Photo credit: Overheating laptop by nick@

Mexico’s economy, up until very recently, was based on labor-intensive, low-paying industries such as textiles.  However, in the past few years, the industry that’s been fuelling economic growth in this Spanish-speaking North American country is that of high-tech automotive manufacturing; and although the textile and other manufacturing jobs have been going to China and India, Mexico’s economy is expected to continue growing.

A big part of this growth and interest from investors isn’t simply about lower wages; it’s about highly skilled labor and experience which may not be present in other countries or regions in the world.  For example, German automaker Volkswagen opened their first plant in Mexico in 1967; and anyone who’s visited the country knows that the Bug or “el vocho” was ubiquitous in the country for decades.

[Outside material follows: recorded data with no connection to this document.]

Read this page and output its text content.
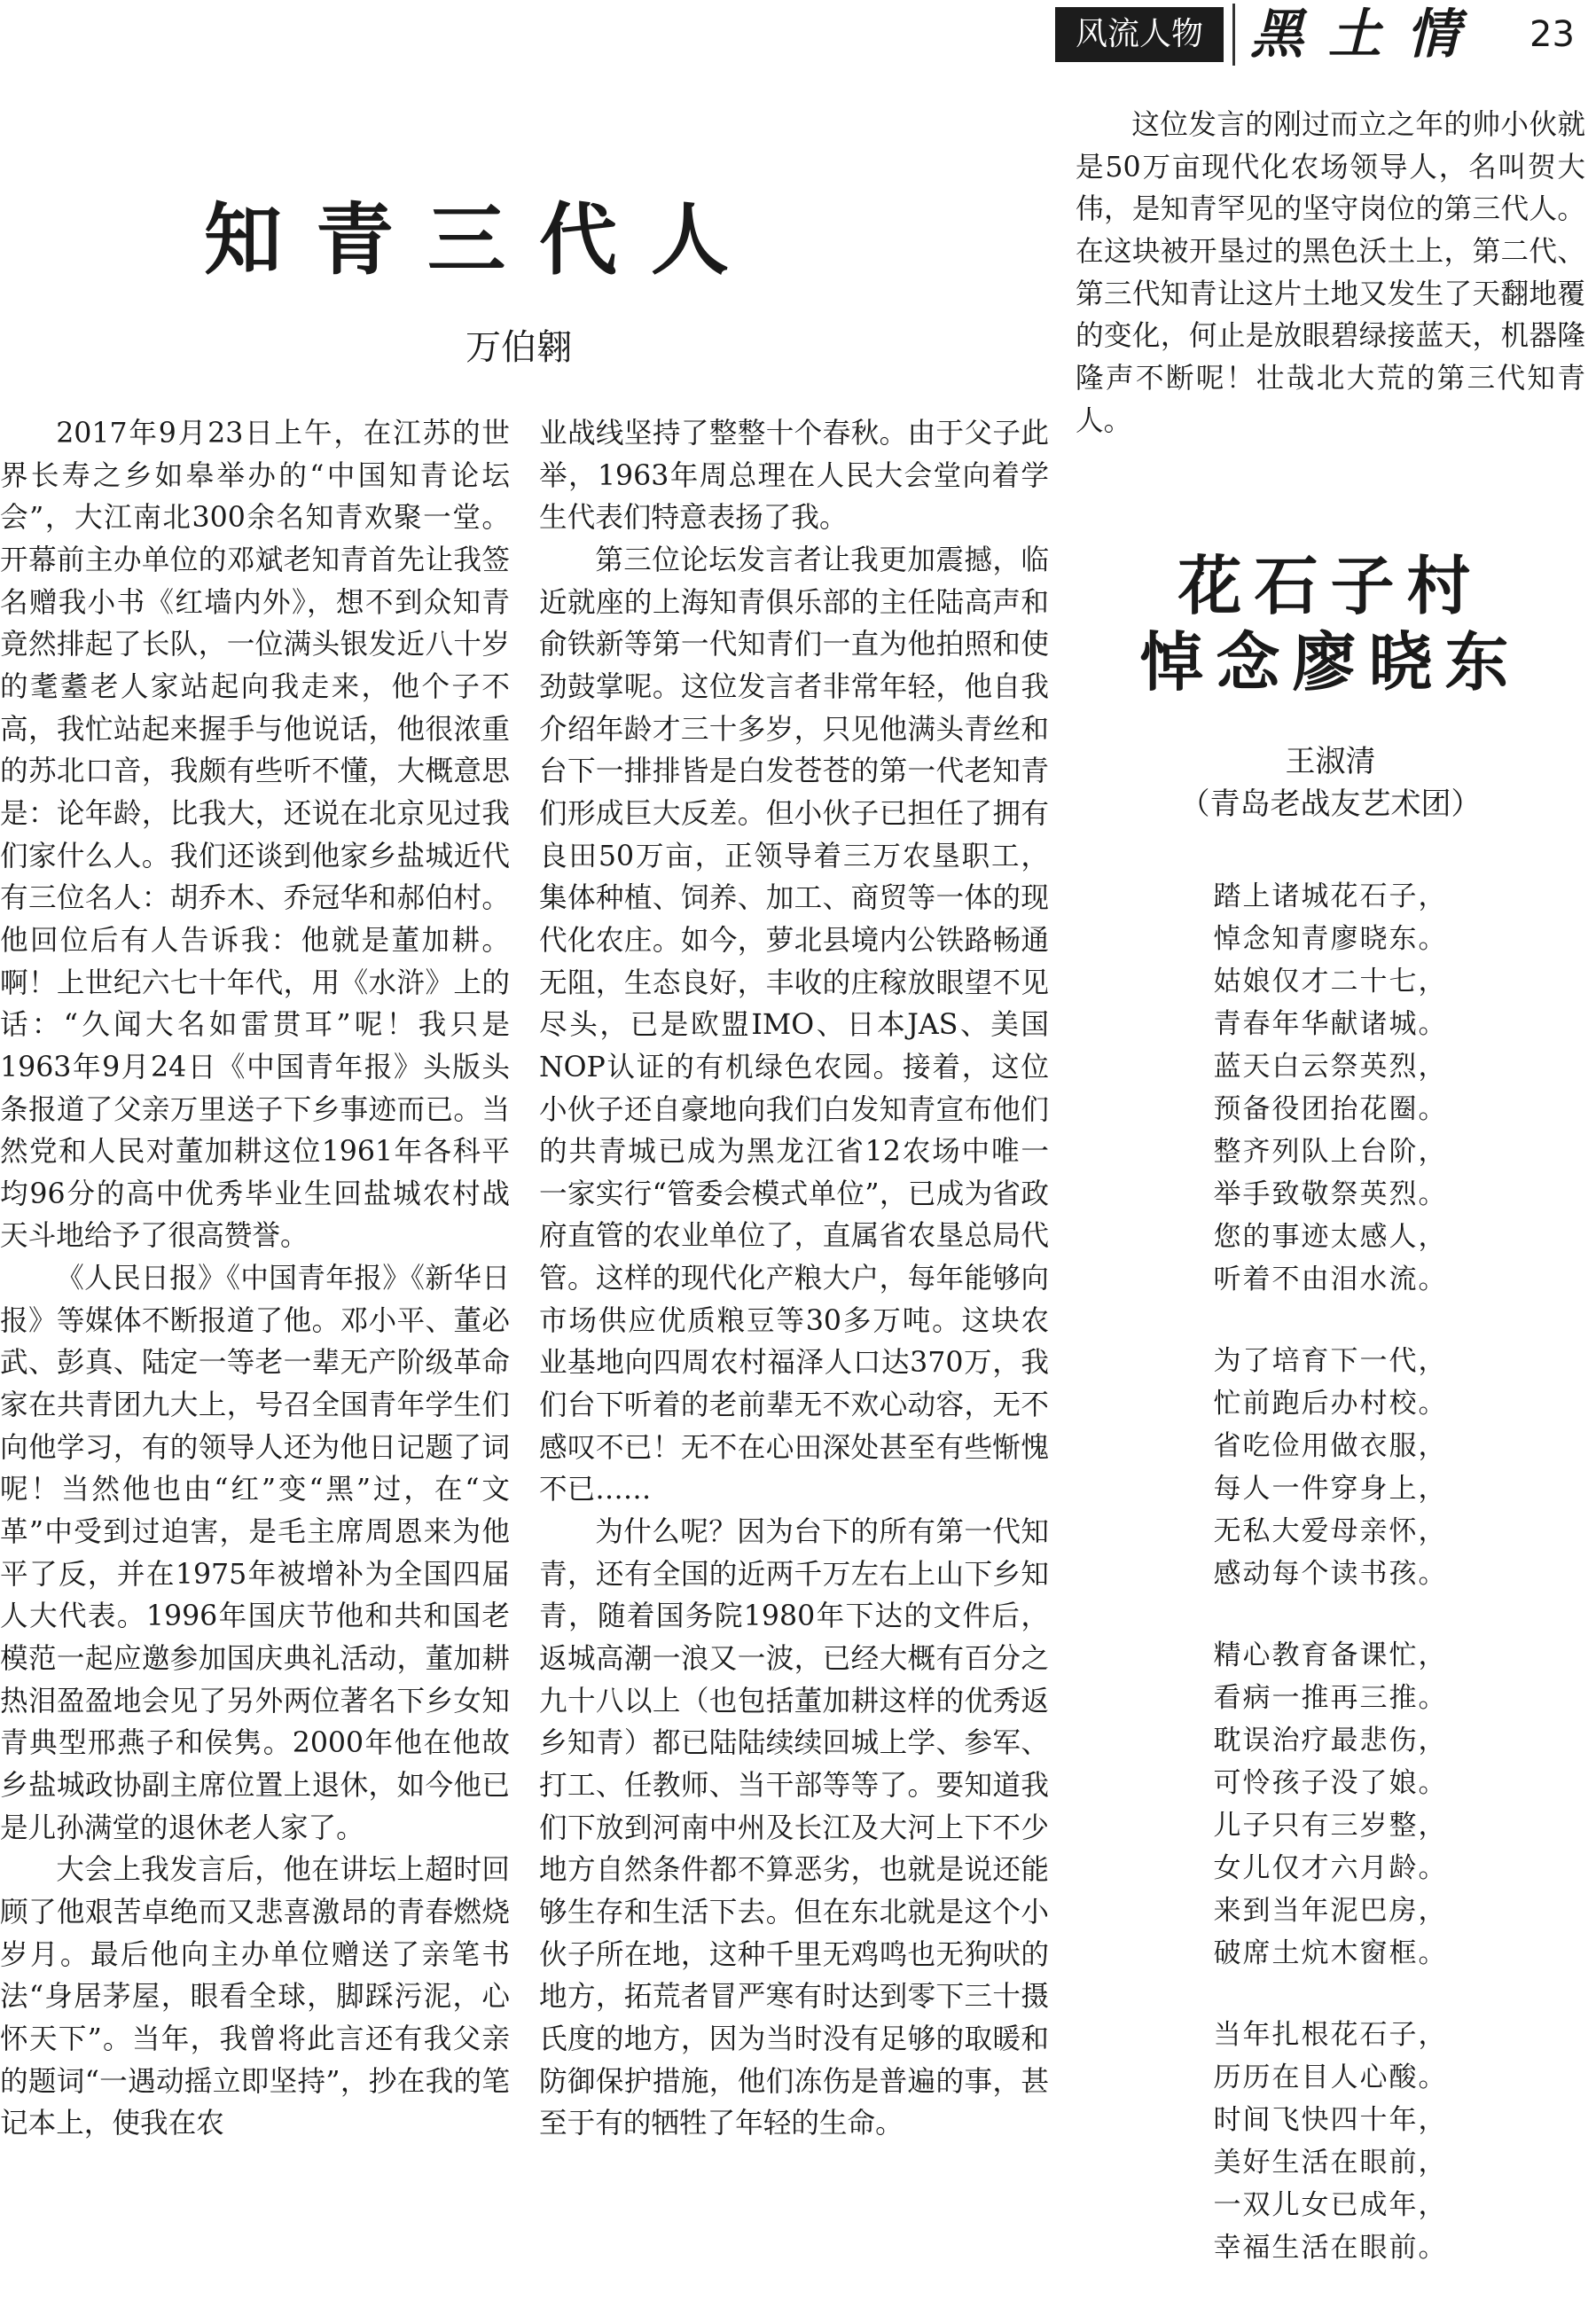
风流人物 黑土情 23
知青三代人
万伯翱

2017年9月23日上午，在江苏的世界长寿之乡如皋举办的“中国知青论坛会”，大江南北300余名知青欢聚一堂。开幕前主办单位的邓斌老知青首先让我签名赠我小书《红墙内外》，想不到众知青竟然排起了长队，一位满头银发近八十岁的耄耋老人家站起向我走来，他个子不高，我忙站起来握手与他说话，他很浓重的苏北口音，我颇有些听不懂，大概意思是：论年龄，比我大，还说在北京见过我们家什么人。我们还谈到他家乡盐城近代有三位名人：胡乔木、乔冠华和郝伯村。他回位后有人告诉我：他就是董加耕。啊！上世纪六七十年代，用《水浒》上的话：“久闻大名如雷贯耳”呢！我只是1963年9月24日《中国青年报》头版头条报道了父亲万里送子下乡事迹而已。当然党和人民对董加耕这位1961年各科平均96分的高中优秀毕业生回盐城农村战天斗地给予了很高赞誉。

《人民日报》《中国青年报》《新华日报》等媒体不断报道了他。邓小平、董必武、彭真、陆定一等老一辈无产阶级革命家在共青团九大上，号召全国青年学生们向他学习，有的领导人还为他日记题了词呢！当然他也由“红”变“黑”过，在“文革”中受到过迫害，是毛主席周恩来为他平了反，并在1975年被增补为全国四届人大代表。1996年国庆节他和共和国老模范一起应邀参加国庆典礼活动，董加耕热泪盈盈地会见了另外两位著名下乡女知青典型邢燕子和侯隽。2000年他在他故乡盐城政协副主席位置上退休，如今他已是儿孙满堂的退休老人家了。

大会上我发言后，他在讲坛上超时回顾了他艰苦卓绝而又悲喜激昂的青春燃烧岁月。最后他向主办单位赠送了亲笔书法“身居茅屋，眼看全球，脚踩污泥，心怀天下”。当年，我曾将此言还有我父亲的题词“一遇动摇立即坚持”，抄在我的笔记本上，使我在农

业战线坚持了整整十个春秋。由于父子此举，1963年周总理在人民大会堂向着学生代表们特意表扬了我。

第三位论坛发言者让我更加震撼，临近就座的上海知青俱乐部的主任陆高声和俞铁新等第一代知青们一直为他拍照和使劲鼓掌呢。这位发言者非常年轻，他自我介绍年龄才三十多岁，只见他满头青丝和台下一排排皆是白发苍苍的第一代老知青们形成巨大反差。但小伙子已担任了拥有良田50万亩，正领导着三万农垦职工，集体种植、饲养、加工、商贸等一体的现代化农庄。如今，萝北县境内公铁路畅通无阻，生态良好，丰收的庄稼放眼望不见尽头，已是欧盟IMO、日本JAS、美国NOP认证的有机绿色农园。接着，这位小伙子还自豪地向我们白发知青宣布他们的共青城已成为黑龙江省12农场中唯一一家实行“管委会模式单位”，已成为省政府直管的农业单位了，直属省农垦总局代管。这样的现代化产粮大户，每年能够向市场供应优质粮豆等30多万吨。这块农业基地向四周农村福泽人口达370万，我们台下听着的老前辈无不欢心动容，无不感叹不已！无不在心田深处甚至有些惭愧不已……

为什么呢？因为台下的所有第一代知青，还有全国的近两千万左右上山下乡知青，随着国务院1980年下达的文件后，返城高潮一浪又一波，已经大概有百分之九十八以上（也包括董加耕这样的优秀返乡知青）都已陆陆续续回城上学、参军、打工、任教师、当干部等等了。要知道我们下放到河南中州及长江及大河上下不少地方自然条件都不算恶劣，也就是说还能够生存和生活下去。但在东北就是这个小伙子所在地，这种千里无鸡鸣也无狗吠的地方，拓荒者冒严寒有时达到零下三十摄氏度的地方，因为当时没有足够的取暖和防御保护措施，他们冻伤是普遍的事，甚至于有的牺牲了年轻的生命。

这位发言的刚过而立之年的帅小伙就是50万亩现代化农场领导人，名叫贺大伟，是知青罕见的坚守岗位的第三代人。在这块被开垦过的黑色沃土上，第二代、第三代知青让这片土地又发生了天翻地覆的变化，何止是放眼碧绿接蓝天，机器隆隆声不断呢！壮哉北大荒的第三代知青人。

花石子村
悼念廖晓东
王淑清
（青岛老战友艺术团）
踏上诸城花石子，
悼念知青廖晓东。
姑娘仅才二十七，
青春年华献诸城。
蓝天白云祭英烈，
预备役团抬花圈。
整齐列队上台阶，
举手致敬祭英烈。
您的事迹太感人，
听着不由泪水流。
为了培育下一代，
忙前跑后办村校。
省吃俭用做衣服，
每人一件穿身上，
无私大爱母亲怀，
感动每个读书孩。
精心教育备课忙，
看病一推再三推。
耽误治疗最悲伤，
可怜孩子没了娘。
儿子只有三岁整，
女儿仅才六月龄。
来到当年泥巴房，
破席土炕木窗框。
当年扎根花石子，
历历在目人心酸。
时间飞快四十年，
美好生活在眼前，
一双儿女已成年，
幸福生活在眼前。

The present-day Volkswagen plant in the historical city of Puebla, about a two-hour drive southeast of Mexico City, is now the largest auto manufacturing plant in North America.  Featuring state-of-the art equipment, computer and robot technology, it employs over 18,000 people and produces 2,500 vehicles a day.   The country exports most of the cars, and is at the present time the eighth largest automobile producer on the planet.   It is also the fourth largest automobile exporter, and growth is not expected to slow down any time soon.

But what are the other reasons why investors in high-tech industries should consider Mexico?   According to Thomas Karig, one of Volkswagen Mexico’s vice presidents, “Mexico is becoming quite an automotive powerhouse”.   Karig emphatically states that companies and car companies in particular should set up shop in Mexico; Mexico’s location makes it an almost perfect location for export to North, Central, and South America.  Further sweetening things for foreign investors is the fact that the country has an open trade policy and a workforce that is highly skilled and experienced.

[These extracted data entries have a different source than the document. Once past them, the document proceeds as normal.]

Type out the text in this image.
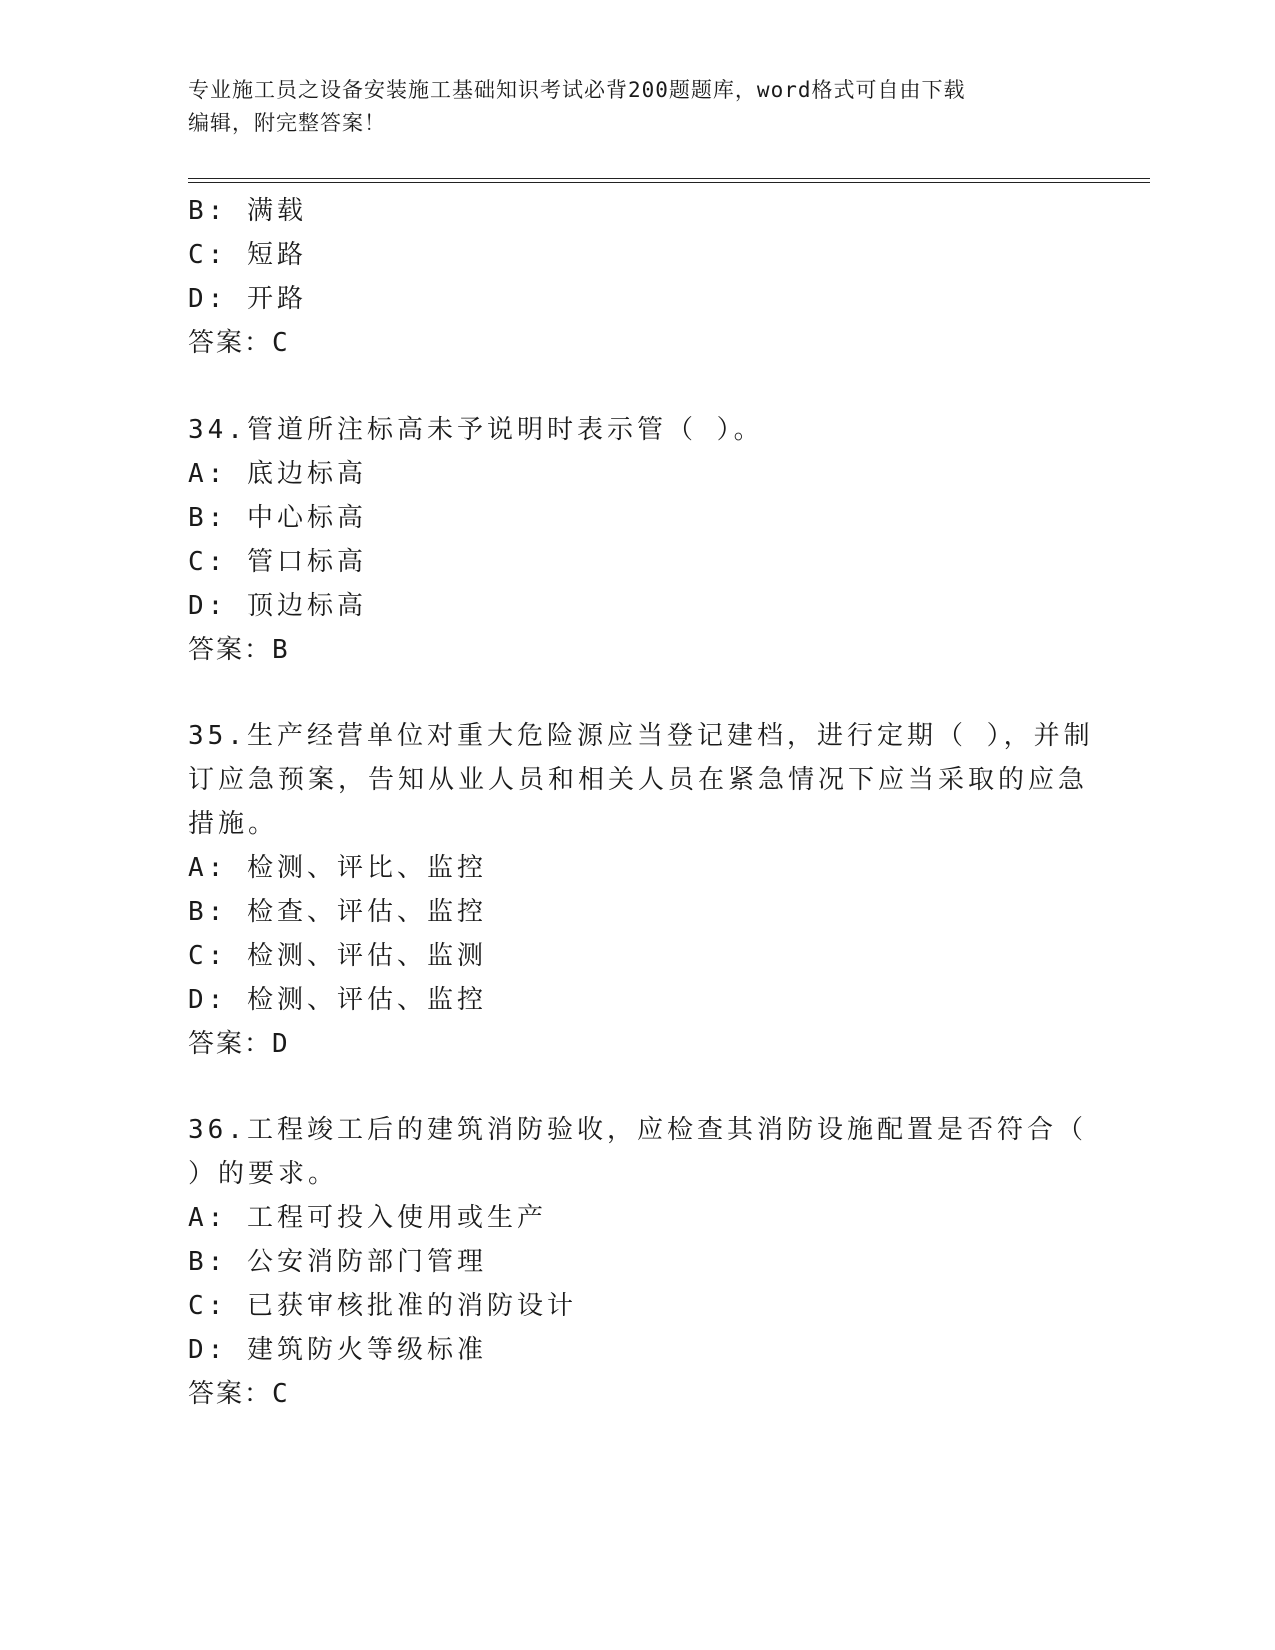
专业施工员之设备安装施工基础知识考试必背200题题库，word格式可自由下载
编辑，附完整答案！
B: 满载
C: 短路
D: 开路
答案：C
34.管道所注标高未予说明时表示管（ ）。
A: 底边标高
B: 中心标高
C: 管口标高
D: 顶边标高
答案：B
35.生产经营单位对重大危险源应当登记建档，进行定期（ ），并制
订应急预案，告知从业人员和相关人员在紧急情况下应当采取的应急
措施。
A: 检测、评比、监控
B: 检查、评估、监控
C: 检测、评估、监测
D: 检测、评估、监控
答案：D
36.工程竣工后的建筑消防验收，应检查其消防设施配置是否符合（
）的要求。
A: 工程可投入使用或生产
B: 公安消防部门管理
C: 已获审核批准的消防设计
D: 建筑防火等级标准
答案：C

In September of 2012, Volkswagen subsidiary Audi announced it would be establishing a new plant close to the one in Puebla.  President of the Mexican Automotive Industry Association Eduardo Solís stated:  “There is an important element here where Mexico is, currently in the automotive industry, associated with good quality, with good products.  We have been scaling up in the value chain.”

It’s not only the automotive industry that is growing; because automotive industry employees in the past were able to afford educational opportunities for their children, industries that require a highly educated workforce can operate in Mexico.  Other countries, although wages may be lower, simply do not have the education the Mexican workforce has.   Mexico is the place to invest in industries such as aerospace, technology, and autos; and these industries are, not surprisingly, growing quickly.

Other car manufacturers in Mexico include Lexus and Nissan; interestingly, New York City’s entire new fleet of taxis is currently being manufactured at the Cuernavaca Nissan plant.

To summarise why Mexico is a place high-tech industries should consider, perhaps Cesar Lopez Ramos of California-based Plantronics Inc. says it best:  Mexico is attractive because it has “human capital that is more developed and capable of not only making products but innovating.”